妻に先立たれた男はだいたいがこんなもんだろう。

奥様が長年ご主人に尽くされてきたその恩を、男は何一つ返せずにただただ後悔で泣くだけ。

 

しかし奥様から受けた恩など返せるものではないと思う。

 

私は前述のあのおじさんに比べれば、何度となく旅行にも行ったしたくさんの思い出もある。

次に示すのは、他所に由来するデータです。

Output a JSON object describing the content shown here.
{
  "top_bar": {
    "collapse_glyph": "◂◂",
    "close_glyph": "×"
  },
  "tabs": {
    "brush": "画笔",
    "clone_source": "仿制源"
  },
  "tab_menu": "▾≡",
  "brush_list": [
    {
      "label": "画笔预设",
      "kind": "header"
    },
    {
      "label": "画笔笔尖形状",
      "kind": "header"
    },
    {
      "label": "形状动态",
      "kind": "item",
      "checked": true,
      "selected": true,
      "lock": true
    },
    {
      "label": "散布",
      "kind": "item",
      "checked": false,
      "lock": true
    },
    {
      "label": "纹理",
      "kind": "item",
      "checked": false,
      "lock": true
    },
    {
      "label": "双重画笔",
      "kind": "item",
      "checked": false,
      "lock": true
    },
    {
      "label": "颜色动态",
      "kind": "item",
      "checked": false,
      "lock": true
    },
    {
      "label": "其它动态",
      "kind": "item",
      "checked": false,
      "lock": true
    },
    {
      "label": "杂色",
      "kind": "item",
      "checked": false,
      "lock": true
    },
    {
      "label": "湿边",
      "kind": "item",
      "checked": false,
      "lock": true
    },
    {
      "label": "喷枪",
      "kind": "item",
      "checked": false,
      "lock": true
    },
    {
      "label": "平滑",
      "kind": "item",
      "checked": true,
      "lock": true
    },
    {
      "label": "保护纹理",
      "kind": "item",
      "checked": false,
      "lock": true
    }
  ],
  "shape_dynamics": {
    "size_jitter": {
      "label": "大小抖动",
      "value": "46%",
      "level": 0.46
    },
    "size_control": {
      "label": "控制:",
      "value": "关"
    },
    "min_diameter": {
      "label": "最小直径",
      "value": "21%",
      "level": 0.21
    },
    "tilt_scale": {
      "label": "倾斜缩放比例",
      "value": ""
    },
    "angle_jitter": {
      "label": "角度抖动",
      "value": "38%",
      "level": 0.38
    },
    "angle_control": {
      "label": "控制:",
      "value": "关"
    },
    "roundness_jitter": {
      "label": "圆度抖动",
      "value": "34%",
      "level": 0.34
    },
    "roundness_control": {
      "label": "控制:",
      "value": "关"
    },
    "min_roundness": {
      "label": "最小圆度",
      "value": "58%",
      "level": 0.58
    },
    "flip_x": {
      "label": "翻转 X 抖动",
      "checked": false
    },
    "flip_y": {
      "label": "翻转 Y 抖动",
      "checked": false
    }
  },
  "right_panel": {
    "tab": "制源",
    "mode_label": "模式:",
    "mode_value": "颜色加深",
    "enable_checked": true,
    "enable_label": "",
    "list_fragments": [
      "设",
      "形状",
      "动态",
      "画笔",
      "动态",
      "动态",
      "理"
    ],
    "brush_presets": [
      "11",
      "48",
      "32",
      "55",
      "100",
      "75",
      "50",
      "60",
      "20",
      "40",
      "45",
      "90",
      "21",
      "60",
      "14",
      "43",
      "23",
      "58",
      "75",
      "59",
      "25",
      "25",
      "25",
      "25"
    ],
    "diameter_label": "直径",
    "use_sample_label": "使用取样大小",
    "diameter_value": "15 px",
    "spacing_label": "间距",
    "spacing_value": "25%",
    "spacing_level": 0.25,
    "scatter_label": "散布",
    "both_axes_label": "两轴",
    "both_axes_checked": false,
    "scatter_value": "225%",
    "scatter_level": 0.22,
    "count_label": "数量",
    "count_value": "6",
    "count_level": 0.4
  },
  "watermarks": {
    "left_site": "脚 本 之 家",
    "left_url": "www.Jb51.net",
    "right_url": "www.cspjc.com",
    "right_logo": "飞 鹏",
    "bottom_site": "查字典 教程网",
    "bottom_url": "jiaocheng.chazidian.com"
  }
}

『酒だけは飲んだね』と言って死のうと約束したその言葉通り、嫁と一緒に飲んだ酒の量は半端ない。

 

そういう意味ではあのおじさんよりは私はまだマシに思える?

ところが現実はとてもじゃないがそう思ったことは一度もない。

 

おじさんと一緒で、嫁から受けた恩を返したい。

でも返せない。

もう死んじゃったから返せないといつまで経ってもその後悔の念が胸を詰まらせる。

 

楽しいことをたくさんしたならいいじゃないかと言われそうだが、嫁から受けた恩とはそれっぽちではなんの恩返しにもならないほどとてつもない大きさなのだ。

毎日毎日、少しづつ積み上げられた嫁からの恩。

 

それが30年も積み重なって膨大な大きさになってしまった。

とてもじゃないが、1泊2日程度の温泉旅行で帳面が消えるほどのものではない。

 

結局どうやってもその恩を返せないのだ。

しかももうこの世にいないからどうすることもできない。

 

つまるところ私も下関のおじさんも、その絶対に返せない生前の妻の恩にただただ感謝をして生きるしかない。

 

私は常々、長生きなどしようと思わないと書いてきたが、あの番組を見てあと30年生きてみてはどうだろうと思った。

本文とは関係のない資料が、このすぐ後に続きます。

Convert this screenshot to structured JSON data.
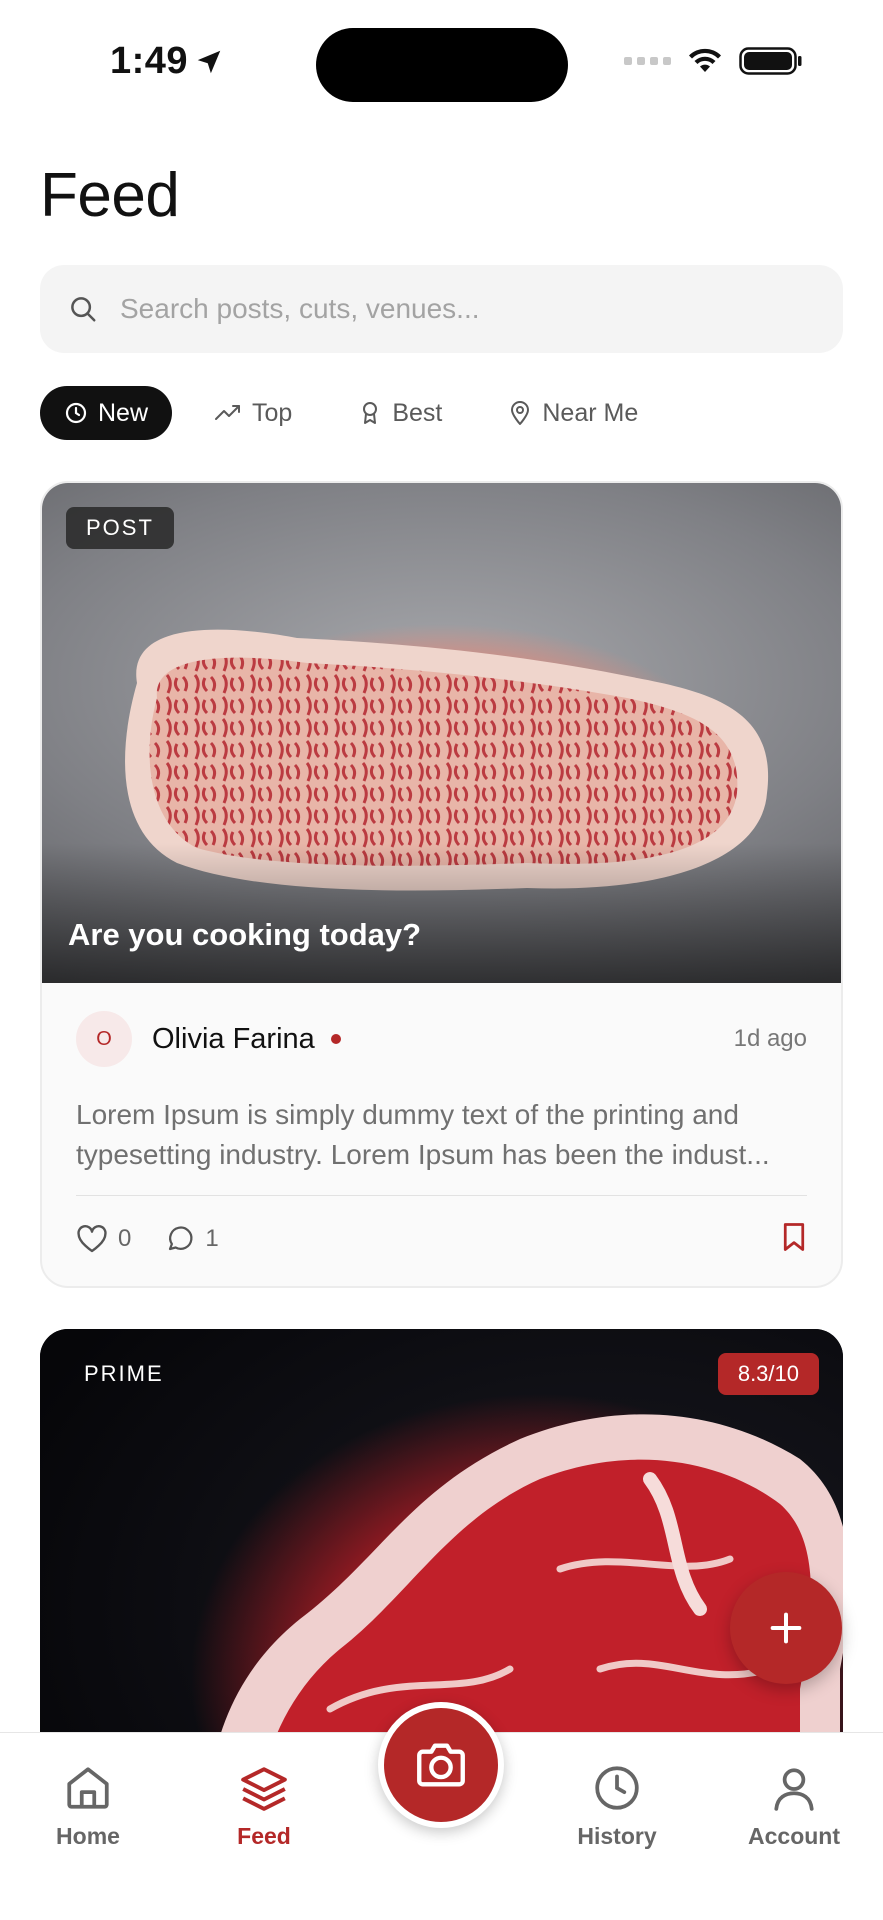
{
  "status_bar": {
    "time": "1:49"
  },
  "page": {
    "title": "Feed"
  },
  "search": {
    "placeholder": "Search posts, cuts, venues..."
  },
  "filters": [
    {
      "label": "New",
      "icon": "clock-icon",
      "active": true
    },
    {
      "label": "Top",
      "icon": "trending-up-icon",
      "active": false
    },
    {
      "label": "Best",
      "icon": "award-icon",
      "active": false
    },
    {
      "label": "Near Me",
      "icon": "map-pin-icon",
      "active": false
    }
  ],
  "posts": [
    {
      "badge": "POST",
      "caption": "Are you cooking today?",
      "author_initial": "O",
      "author": "Olivia Farina",
      "time": "1d ago",
      "text": "Lorem Ipsum is simply dummy text of the printing and typesetting industry. Lorem Ipsum has been the indust...",
      "likes": "0",
      "comments": "1"
    },
    {
      "badge": "PRIME",
      "score": "8.3/10"
    }
  ],
  "nav": {
    "home": "Home",
    "feed": "Feed",
    "history": "History",
    "account": "Account"
  },
  "colors": {
    "accent": "#b42828",
    "active_tab_bg": "#111111"
  }
}
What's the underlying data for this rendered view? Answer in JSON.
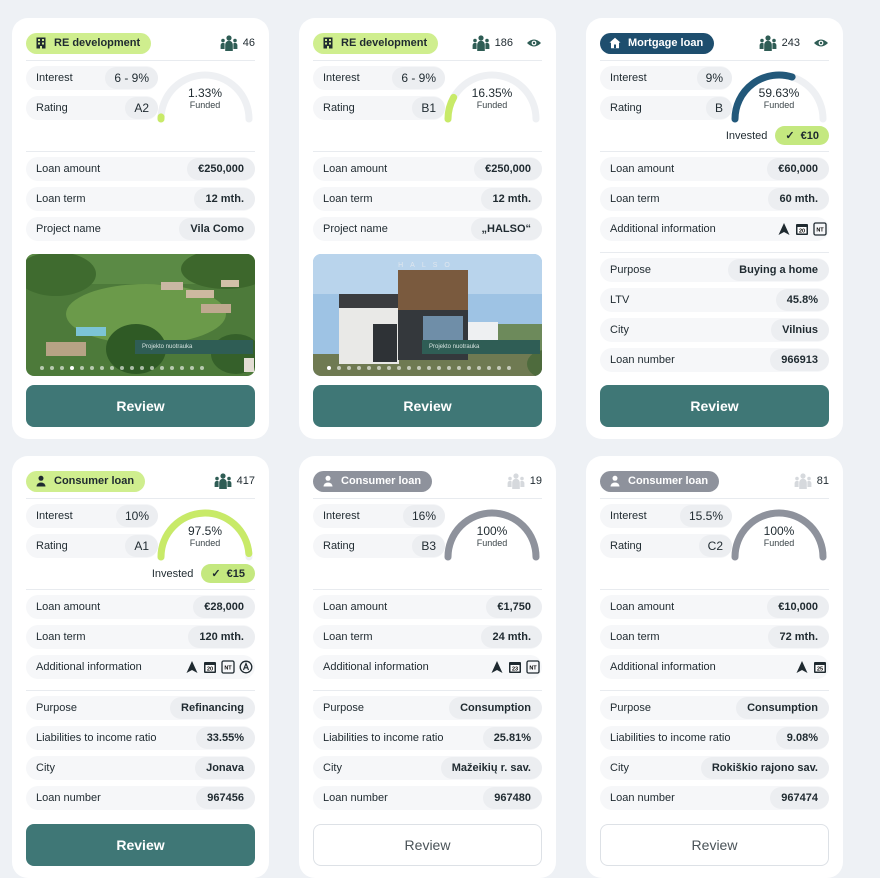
{
  "colors": {
    "green_badge": "#cfee8e",
    "navy_badge": "#1e4e6e",
    "gray_badge": "#8e929c",
    "button": "#3f7776",
    "gauge_green": "#c8ea68",
    "gauge_navy": "#22587a",
    "gauge_gray": "#8e929c"
  },
  "labels": {
    "interest": "Interest",
    "rating": "Rating",
    "funded": "Funded",
    "invested": "Invested",
    "loan_amount": "Loan amount",
    "loan_term": "Loan term",
    "project_name": "Project name",
    "additional_info": "Additional information",
    "purpose": "Purpose",
    "ltv": "LTV",
    "city": "City",
    "loan_number": "Loan number",
    "liabilities": "Liabilities to income ratio",
    "review": "Review"
  },
  "cards": [
    {
      "category": "RE development",
      "category_icon": "building-icon",
      "investors": "46",
      "interest": "6 - 9%",
      "rating": "A2",
      "funded": "1.33%",
      "funded_fraction": 0.0133,
      "loan_amount": "€250,000",
      "loan_term": "12 mth.",
      "project_name": "Vila Como",
      "photo_caption": "Projekto nuotrauka"
    },
    {
      "category": "RE development",
      "category_icon": "building-icon",
      "investors": "186",
      "interest": "6 - 9%",
      "rating": "B1",
      "funded": "16.35%",
      "funded_fraction": 0.1635,
      "loan_amount": "€250,000",
      "loan_term": "12 mth.",
      "project_name": "„HALSO“",
      "photo_caption": "Projekto nuotrauka",
      "photo_sign": "HALSO"
    },
    {
      "category": "Mortgage loan",
      "category_icon": "house-icon",
      "investors": "243",
      "interest": "9%",
      "rating": "B",
      "funded": "59.63%",
      "funded_fraction": 0.5963,
      "invested": "€10",
      "loan_amount": "€60,000",
      "loan_term": "60 mth.",
      "purpose": "Buying a home",
      "ltv": "45.8%",
      "city": "Vilnius",
      "loan_number": "966913",
      "date_badge": "20",
      "doc_badge": "NT"
    },
    {
      "category": "Consumer loan",
      "category_icon": "person-icon",
      "investors": "417",
      "interest": "10%",
      "rating": "A1",
      "funded": "97.5%",
      "funded_fraction": 0.975,
      "invested": "€15",
      "loan_amount": "€28,000",
      "loan_term": "120 mth.",
      "purpose": "Refinancing",
      "liabilities": "33.55%",
      "city": "Jonava",
      "loan_number": "967456",
      "date_badge": "20",
      "doc_badge": "NT"
    },
    {
      "category": "Consumer loan",
      "category_icon": "person-icon",
      "investors": "19",
      "interest": "16%",
      "rating": "B3",
      "funded": "100%",
      "funded_fraction": 1.0,
      "loan_amount": "€1,750",
      "loan_term": "24 mth.",
      "purpose": "Consumption",
      "liabilities": "25.81%",
      "city": "Mažeikių r. sav.",
      "loan_number": "967480",
      "date_badge": "23",
      "doc_badge": "NT"
    },
    {
      "category": "Consumer loan",
      "category_icon": "person-icon",
      "investors": "81",
      "interest": "15.5%",
      "rating": "C2",
      "funded": "100%",
      "funded_fraction": 1.0,
      "loan_amount": "€10,000",
      "loan_term": "72 mth.",
      "purpose": "Consumption",
      "liabilities": "9.08%",
      "city": "Rokiškio rajono sav.",
      "loan_number": "967474",
      "date_badge": "25"
    }
  ]
}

30年の結婚生活、その30年という長い年月を嫁は私に尽してくれた。

 

だったらあと30年かけて嫁に『ありがとう』を言おう。

これから30年間『ありがとう』を言い続けられたら、少しは嫁の恩に報いることができる気もする。

 

鶴だって恩を返すのだ。

我々だって受けた恩は必ず返す!

 

おじさん。

奥様の遺影を前に、私と一緒にありがとうを言い続けないか?

 

私たちにできることといえば・・・

 

もうそれくらいしかないんだよ。

 

コメントありがとうございます! いつもコメント楽しみに読んでいます。 しばらくお返事ができませんがコメント頂けたら嬉しいです!

  1. ミツル より:

    家ついていってもいいですか?
    私も大好きですー。

    あとテレビ東京の「昼めし旅 あなたのご飯見せてください」も。

    コロナで突撃訪問を自粛してて、事前アポでのロケ。面白みが今ひとつでしたが。

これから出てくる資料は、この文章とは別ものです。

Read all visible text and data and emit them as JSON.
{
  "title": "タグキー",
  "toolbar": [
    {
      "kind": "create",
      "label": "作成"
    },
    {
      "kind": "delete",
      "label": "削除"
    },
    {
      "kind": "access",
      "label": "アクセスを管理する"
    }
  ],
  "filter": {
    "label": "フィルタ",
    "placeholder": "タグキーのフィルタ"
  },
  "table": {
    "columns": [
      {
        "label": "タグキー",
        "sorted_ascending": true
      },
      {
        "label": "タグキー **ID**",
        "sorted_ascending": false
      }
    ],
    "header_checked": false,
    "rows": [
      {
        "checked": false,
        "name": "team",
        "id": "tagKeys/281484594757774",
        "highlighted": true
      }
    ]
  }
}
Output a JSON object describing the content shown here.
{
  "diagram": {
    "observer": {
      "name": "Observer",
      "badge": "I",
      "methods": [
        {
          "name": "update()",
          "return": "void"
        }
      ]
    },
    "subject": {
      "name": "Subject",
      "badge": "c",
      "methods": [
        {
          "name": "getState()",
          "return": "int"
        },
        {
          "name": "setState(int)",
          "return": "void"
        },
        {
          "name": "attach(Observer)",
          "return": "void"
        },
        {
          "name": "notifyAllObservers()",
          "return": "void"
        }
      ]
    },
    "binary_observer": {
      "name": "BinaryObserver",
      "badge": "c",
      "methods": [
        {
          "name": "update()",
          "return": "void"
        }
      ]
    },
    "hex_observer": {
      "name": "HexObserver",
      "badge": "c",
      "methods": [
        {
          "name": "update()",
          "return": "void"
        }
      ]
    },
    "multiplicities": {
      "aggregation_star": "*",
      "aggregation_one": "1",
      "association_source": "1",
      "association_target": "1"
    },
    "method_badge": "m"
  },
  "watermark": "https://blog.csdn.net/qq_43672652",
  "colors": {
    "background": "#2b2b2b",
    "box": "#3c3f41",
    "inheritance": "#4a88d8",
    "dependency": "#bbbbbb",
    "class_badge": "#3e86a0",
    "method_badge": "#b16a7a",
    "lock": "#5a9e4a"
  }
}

    NHKの「ドキュメント72時間」も好きです。

    一般の人が自然体で出る番組が好きです。 

    亡くなった人のために出来ることは、毎日を楽しげに過ごして、そんな姿を見て安心してもらうこと、、それしかないなと思っています。今となっては、それしかないな、と。

  2. あさみ より:

    私もその番組を見て娘と泣きました。

    主人の闘病の時
    あまりに辛くて悲しいときに
    自分でもこんな状況で笑うのはおかしいと思っているのに
    なぜか笑ってしまう時がありました

    最後の方で彼の方自身も病気になってしまい
    涙を見せていらっしゃった。
    笑顔と慟哭と紙一重なのかもしれないと思いました。

  3. 経堂 より:

    下関の重工の方、以前の放送、見ました。覚えています。いつの日にか、ぺこりーのさんもご出演されるかも知れませんね。あらかじめお知らせくださいね!

    30年は長いですね。でも健康優良児?のぺこりーのさんなら頑張れそうですね。奥様の為にも長生きなさってくださいね。
    私はとりあえずは70歳を超える事を目指しています。